Charlie Javice plaide une fois de plus pour perdre le bracelet de cheville
Charlie Javice essaie à nouveau d’abandonner son bracelet GPS à la cheville.
Javice est en liberté sous caution de 2 millions de dollars depuis mars 2025, lorsqu’un jury fédéral à Manhattan a découvert qu’elle avait utilisé des données extrêmement gonflées pour tromper JPMorgan Chase et l’amener à acheter sa plateforme d’aide financière aux étudiants, Frank, pour 175 millions de dollars.
Depuis lors, la résidente de Miami porte un moniteur de cheville, car un appel retarde sa peine de sept ans pour fraude.
Les avocats de la défense soutiennent depuis 2024 que le bracelet de cheville a un impact sur sa santé et rend difficile pour Javice de travailler comme instructeur de Pilates. Son juge a approuvé le retrait du bracelet plus tard cette année-là, mais a ordonné son retour en mars dernier, après sa condamnation.

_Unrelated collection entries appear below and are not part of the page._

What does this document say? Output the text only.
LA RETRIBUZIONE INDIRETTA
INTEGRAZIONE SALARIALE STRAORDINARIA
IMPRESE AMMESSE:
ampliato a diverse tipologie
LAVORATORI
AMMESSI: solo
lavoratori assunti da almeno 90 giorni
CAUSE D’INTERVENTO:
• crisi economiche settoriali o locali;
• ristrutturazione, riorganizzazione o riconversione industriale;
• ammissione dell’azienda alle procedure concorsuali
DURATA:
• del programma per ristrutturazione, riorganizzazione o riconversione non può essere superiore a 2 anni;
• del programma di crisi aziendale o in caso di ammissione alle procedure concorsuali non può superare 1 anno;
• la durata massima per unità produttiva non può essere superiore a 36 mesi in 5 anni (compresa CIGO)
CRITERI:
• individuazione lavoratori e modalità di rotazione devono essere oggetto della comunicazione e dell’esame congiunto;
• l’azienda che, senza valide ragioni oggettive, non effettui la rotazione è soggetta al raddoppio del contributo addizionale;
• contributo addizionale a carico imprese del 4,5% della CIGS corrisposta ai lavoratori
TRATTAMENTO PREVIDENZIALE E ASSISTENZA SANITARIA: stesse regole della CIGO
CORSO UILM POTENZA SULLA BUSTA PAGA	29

Cette dernière tentative de sortir du monitoring ne mentionne pas le Pilates. Au lieu de cela, il fait vaguement référence à des « questions de santé » et cite sa parfaite conformité avec le tribunal et les agents de probation pendant sa libération sous caution.

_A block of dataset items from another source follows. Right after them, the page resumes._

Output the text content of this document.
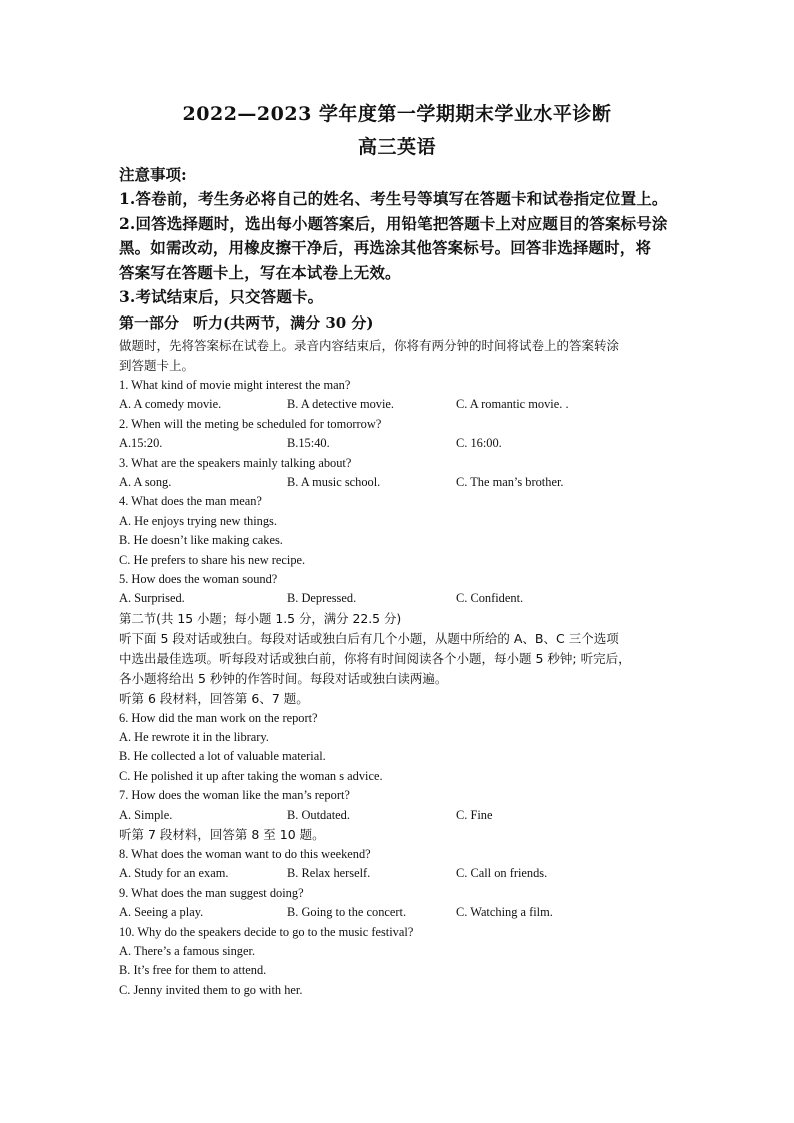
2022—2023 学年度第一学期期末学业水平诊断
高三英语
注意事项:
1.答卷前，考生务必将自己的姓名、考生号等填写在答题卡和试卷指定位置上。
2.回答选择题时，选出每小题答案后，用铅笔把答题卡上对应题目的答案标号涂
黑。如需改动，用橡皮擦干净后，再选涂其他答案标号。回答非选择题时，将
答案写在答题卡上，写在本试卷上无效。
3.考试结束后，只交答题卡。
第一部分 听力(共两节，满分 30 分)
做题时，先将答案标在试卷上。录音内容结束后，你将有两分钟的时间将试卷上的答案转涂
到答题卡上。
1. What kind of movie might interest the man?
A. A comedy movie.	B. A detective movie.	C. A romantic movie. .
2. When will the meting be scheduled for tomorrow?
A.15:20.	B.15:40.	C. 16:00.
3. What are the speakers mainly talking about?
A. A song.	B. A music school.	C. The man’s brother.
4. What does the man mean?
A. He enjoys trying new things.
B. He doesn’t like making cakes.
C. He prefers to share his new recipe.
5. How does the woman sound?
A. Surprised.	B. Depressed.	C. Confident.
第二节(共 15 小题；每小题 1.5 分，满分 22.5 分)
听下面 5 段对话或独白。每段对话或独白后有几个小题，从题中所给的 A、B、C 三个选项
中选出最佳选项。听每段对话或独白前，你将有时间阅读各个小题，每小题 5 秒钟; 听完后，
各小题将给出 5 秒钟的作答时间。每段对话或独白读两遍。
听第 6 段材料，回答第 6、7 题。
6. How did the man work on the report?
A. He rewrote it in the library.
B. He collected a lot of valuable material.
C. He polished it up after taking the woman s advice.
7. How does the woman like the man’s report?
A. Simple.	B. Outdated.	C. Fine
听第 7 段材料，回答第 8 至 10 题。
8. What does the woman want to do this weekend?
A. Study for an exam.	B. Relax herself.	C. Call on friends.
9. What does the man suggest doing?
A. Seeing a play.	B. Going to the concert.	C. Watching a film.
10. Why do the speakers decide to go to the music festival?
A. There’s a famous singer.
B. It’s free for them to attend.
C. Jenny invited them to go with her.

Mais elle devra se battre contre les procureurs fédéraux, qui souhaitent que le moniteur de cheville reste en place alors qu’elle cherche à annuler son verdict de fraude de mars 2025.
Sa double nationalité américano-française est un point de friction pour les procureurs. Lors des débats sur la libération sous caution et lors de la détermination de la peine, ils ont déclaré que les États-Unis n’avaient pas d’accord d’extradition avec la France, si elle s’y enfuyait.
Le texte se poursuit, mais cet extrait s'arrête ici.